大和の国のこころ、万葉のこころ

不肖私がこよなく愛する『万葉集』の鑑賞blogです。

山背の久世の若子が・・・巻第11-2361~2362

訓読 >>>

2361
天(あめ)にある一つ棚橋(たなはし)いかにか行(ゆ)かむ 若草(わかくさ)の妻(つま)がりと言はば足飾りせむ

2362
山背(やましろ)の久世(くせ)の若子(わくご)が欲しと言ふ我(わ)れ あふさわに我(わ)れを欲しと言ふ山背の久世

 

要旨 >>>

〈2361〉天の川を渡る一枚板だけの橋をどのようにして渡ろうか。いとしい妻のもとへというなら、しっかり足装いをして渡ろう。

〈2362〉山背の久世の若君が私が欲しいんだとさ、軽はずみにもこの私が欲しいんだとさ、山背の久世の若君が。

 

鑑賞 >>>

 『柿本人麻呂歌集』から、旋頭歌(5・7・7・5・7・7)の形式の歌2首。2361の「天にある」は「一つ棚橋」の枕詞。「棚橋」は、板を棚のように渡した仮の橋。「若草の」は「妻」の枕詞。「足飾り」は、足結などを美しく飾る意か。窪田空穂は、「男が夜、新たに得たと見える妻の許に出かけようとする際の心」であり、「『若草の』という枕詞は、ことに重く働いている。極度に気分的な、また技巧のすぐれた、人麿 歌集にのみ見られる詠み方の歌である」と評しています。
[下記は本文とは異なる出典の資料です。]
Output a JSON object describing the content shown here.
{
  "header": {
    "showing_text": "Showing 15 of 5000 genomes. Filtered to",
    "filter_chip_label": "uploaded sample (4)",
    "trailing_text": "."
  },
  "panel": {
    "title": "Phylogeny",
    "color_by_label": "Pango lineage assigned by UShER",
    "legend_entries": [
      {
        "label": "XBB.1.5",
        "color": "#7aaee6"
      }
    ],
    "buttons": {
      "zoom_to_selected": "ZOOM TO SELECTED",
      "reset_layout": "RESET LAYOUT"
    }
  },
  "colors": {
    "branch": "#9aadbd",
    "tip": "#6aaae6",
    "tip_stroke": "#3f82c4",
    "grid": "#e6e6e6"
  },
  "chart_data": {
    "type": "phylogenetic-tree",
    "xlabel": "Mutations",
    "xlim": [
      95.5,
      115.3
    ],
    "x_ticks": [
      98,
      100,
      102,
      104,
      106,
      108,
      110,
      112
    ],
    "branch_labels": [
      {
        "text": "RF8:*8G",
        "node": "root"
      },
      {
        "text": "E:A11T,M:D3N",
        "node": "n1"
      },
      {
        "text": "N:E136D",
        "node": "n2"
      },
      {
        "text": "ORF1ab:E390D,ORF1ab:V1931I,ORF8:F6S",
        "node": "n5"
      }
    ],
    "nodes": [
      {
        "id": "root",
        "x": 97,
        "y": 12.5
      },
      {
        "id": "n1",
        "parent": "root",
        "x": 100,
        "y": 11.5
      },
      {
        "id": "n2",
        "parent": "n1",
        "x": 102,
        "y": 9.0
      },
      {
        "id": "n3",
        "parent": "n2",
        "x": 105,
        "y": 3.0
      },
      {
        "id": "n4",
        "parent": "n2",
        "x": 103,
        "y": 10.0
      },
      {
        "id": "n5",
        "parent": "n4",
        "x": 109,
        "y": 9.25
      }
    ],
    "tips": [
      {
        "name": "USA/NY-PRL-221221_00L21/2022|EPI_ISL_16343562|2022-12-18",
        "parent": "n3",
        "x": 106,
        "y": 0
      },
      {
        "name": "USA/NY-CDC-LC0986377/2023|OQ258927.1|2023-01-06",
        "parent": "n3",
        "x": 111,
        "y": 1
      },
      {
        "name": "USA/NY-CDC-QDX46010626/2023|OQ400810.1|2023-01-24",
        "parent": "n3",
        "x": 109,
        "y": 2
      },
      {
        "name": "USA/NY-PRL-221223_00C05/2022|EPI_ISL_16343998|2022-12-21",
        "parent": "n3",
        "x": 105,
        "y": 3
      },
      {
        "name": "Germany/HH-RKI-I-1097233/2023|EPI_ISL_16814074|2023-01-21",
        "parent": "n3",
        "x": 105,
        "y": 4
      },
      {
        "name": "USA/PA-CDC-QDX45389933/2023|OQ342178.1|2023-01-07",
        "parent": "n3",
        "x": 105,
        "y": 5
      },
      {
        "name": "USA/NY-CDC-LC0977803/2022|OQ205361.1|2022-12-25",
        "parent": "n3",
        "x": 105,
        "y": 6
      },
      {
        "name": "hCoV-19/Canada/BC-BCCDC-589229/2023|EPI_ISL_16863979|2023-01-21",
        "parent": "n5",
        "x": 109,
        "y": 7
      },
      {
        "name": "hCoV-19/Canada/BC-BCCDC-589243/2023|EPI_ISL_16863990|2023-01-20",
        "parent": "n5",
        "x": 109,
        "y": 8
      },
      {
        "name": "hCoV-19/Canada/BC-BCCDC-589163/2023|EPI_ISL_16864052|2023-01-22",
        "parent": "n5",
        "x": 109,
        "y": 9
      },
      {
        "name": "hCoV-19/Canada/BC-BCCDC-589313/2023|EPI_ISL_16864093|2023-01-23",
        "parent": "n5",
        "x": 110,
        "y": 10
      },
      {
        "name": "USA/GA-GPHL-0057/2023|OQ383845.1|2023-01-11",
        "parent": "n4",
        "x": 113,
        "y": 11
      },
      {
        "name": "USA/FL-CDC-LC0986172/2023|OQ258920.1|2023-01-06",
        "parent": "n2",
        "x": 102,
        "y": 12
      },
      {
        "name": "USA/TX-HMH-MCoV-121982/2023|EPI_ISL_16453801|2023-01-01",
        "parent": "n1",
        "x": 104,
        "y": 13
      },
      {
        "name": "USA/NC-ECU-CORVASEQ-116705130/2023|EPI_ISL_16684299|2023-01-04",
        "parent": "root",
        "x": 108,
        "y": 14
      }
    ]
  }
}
 2362の「山背」は京都府京都市から南(「山城」の表記は平安遷都以降)。「久世」は、京都府城陽市久世。「若子」は、年少の男子を敬っていう語、若様。「あふさわに」は、軽率に、気軽に。「私が欲しいなんて、いったい誰に言ってるの?」とプライドの高い女の歌の風情ですが、久世の歌壇でのからかい歌ではないかとされます。窪田空穂は、「こうした境を取材として捉え、生気に満ちた作とすることは、人麿歌集の歌以外には決して見られないことで、そのこと自体がすでに超凡なものである」と述べています。

 

 

万葉集』以前の歌集

■『古歌集』または『古集』
 これら2つが同一のものか別のものかは定かではありませんが、『万葉集』巻第2・7・9・10・11の資料とされています。

■『柿本人麻呂歌集』
 人麻呂が2巻に編集したものとみられていますが、それらの中には明らかな別人の作や伝承歌もあり、すべてが人麻呂の作というわけではありません。『万葉集』巻第2・3・7・9~14の資料とされています。

■『類聚歌林(るいじゅうかりん)』
 山上憶良が編集した全7巻と想定される歌集で、何らかの基準による分類がなされ、『日本書紀』『風土記』その他の文献を使って作歌事情などを考証しています。『万葉集』巻第1・2・9の資料となっています。

■『笠金村歌集』
 おおむね金村自身の歌とみられる歌集で、『万葉集』巻第2・3・6・9の資料となっています。

■『高橋虫麻呂歌集』
 おおむね虫麻呂の歌とみられる歌集で、『万葉集』巻第3・8・9の資料となっています。

■『田辺福麻呂歌集』
 おおむね福麻呂自身の歌とみられる歌集で、『万葉集』巻第6・9の資料となっています。
 
 なお、これらの歌集はいずれも散逸しており、現在の私たちが見ることはできません。